President Francois Hollande announced on Wednesday that France would be reducing its force in Mali, which currently stands at approximately twenty-five hundred personnel.  France had deployed thousands of troops at the peak of its intervention, Operation Serval, which began in January 2013.  France is now looking to reduce its contribution in the country down to some sixteen hundred individuals by the middle of next month.

French forces conduct operations in Mali, circa July 2013

French forces conduct operations in Mali, circa July 2013.

The French are hoping to shift some of the burden onto other nations contributing forces to the UN mission in the country, the United Nations Multidimensional Integrated Stabilization Mission in Mali (MINUSMA).  Among these contributors are the Dutch, who announced in November that they were planning on sending a contingent to the country.  In December, the Dutch parliament approved the deployment of a force of almost four hundred individuals and associated equipment in support of the MINUSMA mission.  The Dutch had previously assisted in the rapid deployment of French forces in the open phases of Operation Serval, along with other nations like the United States.  The US effort, codenamed Operation Juniper Micron, lasted well into last fall.

What is interesting about the Dutch deployment, which is scheduled to be completed by April, is its focus on improving intelligence capabilities.  MINUSMA has itself established an All Sources Information Fusion Unit (ASIFU) in the capital Bamako, to manage the flow of intelligence information to and from peacekeepers.  A need for greater intelligence has been a continuing issue for peacekeepers in Mali.  While international forces provide security in most large population centers and patrol Mali’s limited highway network, militants have continue to operate with a certain impunity outside of those areas, notably in the country’s sprawling and sparsely populated northern regions.  The lack of government presence in these areas has led them to have been referred to as ungoverned or under-governed spaces by the US in the past.

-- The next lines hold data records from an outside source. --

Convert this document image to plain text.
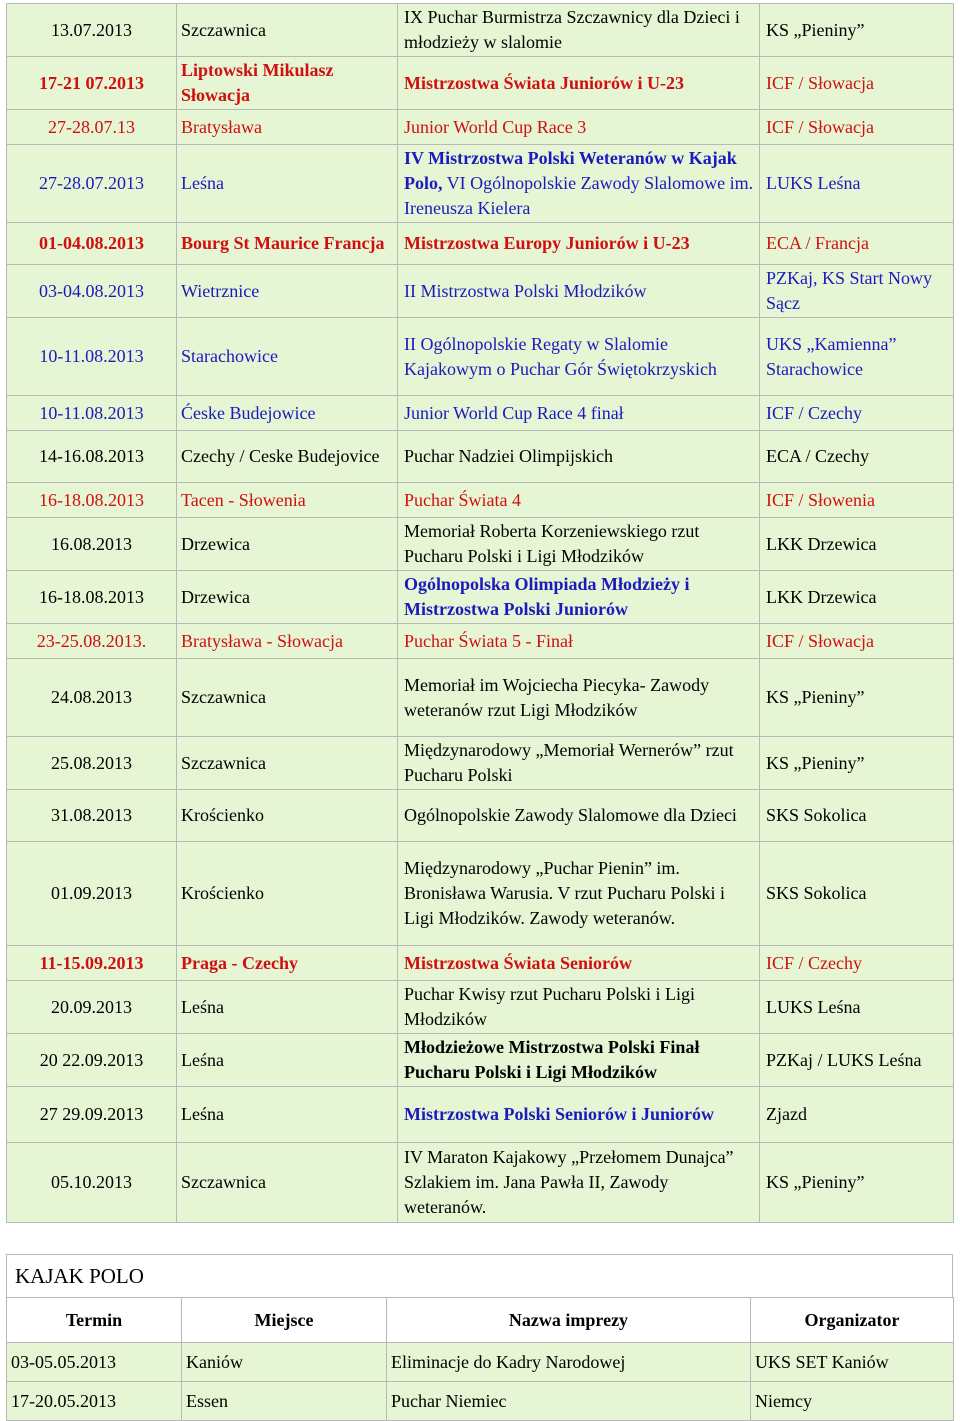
13.07.2013	Szczawnica	IX Puchar Burmistrza Szczawnicy dla Dzieci i młodzieży w slalomie	KS „Pieniny”
17-21 07.2013	Liptowski Mikulasz Słowacja	Mistrzostwa Świata Juniorów i U-23	ICF / Słowacja
27-28.07.13	Bratysława	Junior World Cup Race 3	ICF / Słowacja
27-28.07.2013	Leśna	IV Mistrzostwa Polski Weteranów w Kajak Polo, VI Ogólnopolskie Zawody Slalomowe im. Ireneusza Kielera	LUKS Leśna
01-04.08.2013	Bourg St Maurice Francja	Mistrzostwa Europy Juniorów i U-23	ECA / Francja
03-04.08.2013	Wietrznice	II Mistrzostwa Polski Młodzików	PZKaj, KS Start Nowy Sącz
10-11.08.2013	Starachowice	II Ogólnopolskie Regaty w Slalomie Kajakowym o Puchar Gór Świętokrzyskich	UKS „Kamienna” Starachowice
10-11.08.2013	Ćeske Budejowice	Junior World Cup Race 4 finał	ICF / Czechy
14-16.08.2013	Czechy / Ceske Budejovice	Puchar Nadziei Olimpijskich	ECA / Czechy
16-18.08.2013	Tacen - Słowenia	Puchar Świata 4	ICF / Słowenia
16.08.2013	Drzewica	Memoriał Roberta Korzeniewskiego rzut Pucharu Polski i Ligi Młodzików	LKK Drzewica
16-18.08.2013	Drzewica	Ogólnopolska Olimpiada Młodzieży i Mistrzostwa Polski Juniorów	LKK Drzewica
23-25.08.2013.	Bratysława - Słowacja	Puchar Świata 5 - Finał	ICF / Słowacja
24.08.2013	Szczawnica	Memoriał im Wojciecha Piecyka- Zawody weteranów rzut Ligi Młodzików	KS „Pieniny”
25.08.2013	Szczawnica	Międzynarodowy „Memoriał Wernerów” rzut Pucharu Polski	KS „Pieniny”
31.08.2013	Krościenko	Ogólnopolskie Zawody Slalomowe dla Dzieci	SKS Sokolica
01.09.2013	Krościenko	Międzynarodowy „Puchar Pienin” im. Bronisława Warusia. V rzut Pucharu Polski i Ligi Młodzików. Zawody weteranów.	SKS Sokolica
11-15.09.2013	Praga - Czechy	Mistrzostwa Świata Seniorów	ICF / Czechy
20.09.2013	Leśna	Puchar Kwisy rzut Pucharu Polski i Ligi Młodzików	LUKS Leśna
20 22.09.2013	Leśna	Młodzieżowe Mistrzostwa Polski Finał Pucharu Polski i Ligi Młodzików	PZKaj / LUKS Leśna
27 29.09.2013	Leśna	Mistrzostwa Polski Seniorów i Juniorów	Zjazd
05.10.2013	Szczawnica	IV Maraton Kajakowy „Przełomem Dunajca” Szlakiem im. Jana Pawła II, Zawody weteranów.	KS „Pieniny”
KAJAK POLO
Termin	Miejsce	Nazwa imprezy	Organizator
03-05.05.2013	Kaniów	Eliminacje do Kadry Narodowej	UKS SET Kaniów
17-20.05.2013	Essen	Puchar Niemiec	Niemcy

Overview Map - Mali, as of 1 March 2013

Overview Map – Mali, as of 1 March 2013.  This shows that at the time the area of operations for peacekeepers was limited almost entirely to Mali’s sparse road network.

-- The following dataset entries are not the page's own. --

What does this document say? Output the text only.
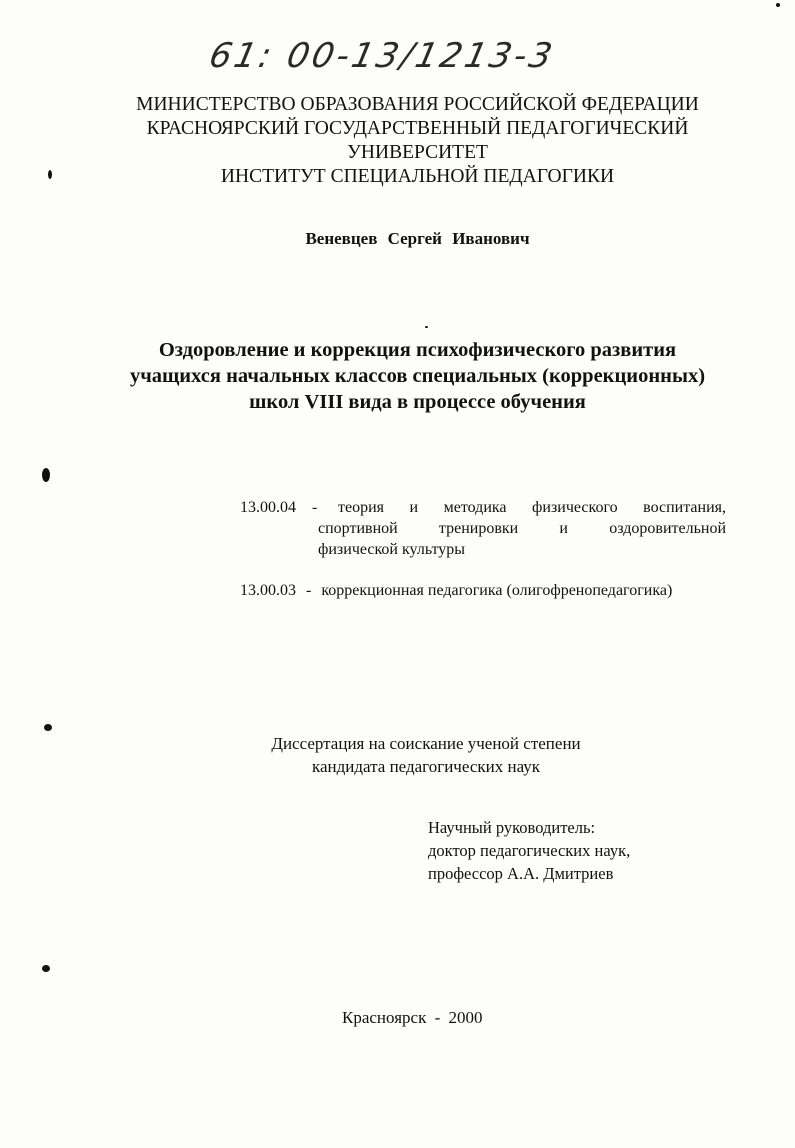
61: 00-13/1213-3
МИНИСТЕРСТВО ОБРАЗОВАНИЯ РОССИЙСКОЙ ФЕДЕРАЦИИ
КРАСНОЯРСКИЙ ГОСУДАРСТВЕННЫЙ ПЕДАГОГИЧЕСКИЙ
УНИВЕРСИТЕТ
ИНСТИТУТ СПЕЦИАЛЬНОЙ ПЕДАГОГИКИ
Веневцев Сергей Иванович
Оздоровление и коррекция психофизического развития
учащихся начальных классов специальных (коррекционных)
школ VIII вида в процессе обучения
13.00.04 -	теория и методика физического воспитания,
спортивной тренировки и оздоровительной
физической культуры
13.00.03 - коррекционная педагогика (олигофренопедагогика)
Диссертация на соискание ученой степени
кандидата педагогических наук
Научный руководитель:
доктор педагогических наук,
профессор А.А. Дмитриев
Красноярск - 2000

To combat this, the French have recently begun deploying MQ-9A Reaper unmanned aerial vehicles to neighboring Niger, where the US also has a drone operation.  The French deployment is specifically focused on operations in Mali, while it is likely the US operation involved overflights there as well.  The US has been conducting intelligence overflights in the region for some time as part of operations like Creek Wind and Creek Sand.

A Fennek reconnaissance vehicle of the Dutch ISAF contingent in Afghanistan

A Fennek reconnaissance vehicle of the Dutch ISAF contingent in Afghanistan.

In this same vein, the Dutch contribution is centered around contingents from the Korps Commandotroepen (Commando Corps) and the Korps Mariniers (Marine Corps), with the primary mission of conducting long-range reconnaissance type missions.  These special operations forces type units will also look to seize and destroy arms caches and apprehend militants hiding in remote areas.  These units will be equipped with numerous light vehicles to support their mission, including the Fennek reconnaissance vehicle.  Also, the force will include four AH-64D Apache helicopters, again primarily to support reconnaissance efforts, but also capable of conducting show of force and fire support missions.  To help coordinate these efforts with the rest of MINUSMA, the Dutch will provide personnel to the ASIFU in Bamako.  A small contingent of military police to train Malian police and promote rule of law in the country round out the contingent.

An AH-64D Apache helicopter of the Dutch ISAF contingent in Afghanistan.

An AH-64D Apache helicopter of the Dutch ISAF contingent in Afghanistan.

Since the French intervention and subsequent establishment of MINUSMA last year, a certain calm has returned to Mali.  However, it remains to be seen whether the government and Tuareg rebels can reach an agreement on how to end their dispute.  The Tuareg insurgency is a significant part of the current crisis.  The other significant factor is Islamist militants, said to be linked to Al Qaeda in the Islamic Maghreb (AQIM).  The leader of one of these groups, Mokhtar Belmokthar, who’s al-Mulathamun Battalion was recently declared a Foreign Terrorist Organization by the US, released a new threat yesterday against the French in North Africa specifically over operations in Mali.  The Tuaregs and the Islamists have their own on-again off-again relationship, further complicating matters.  International forces have primarily focused on controlling Islamist groups rather than the Tuaregs.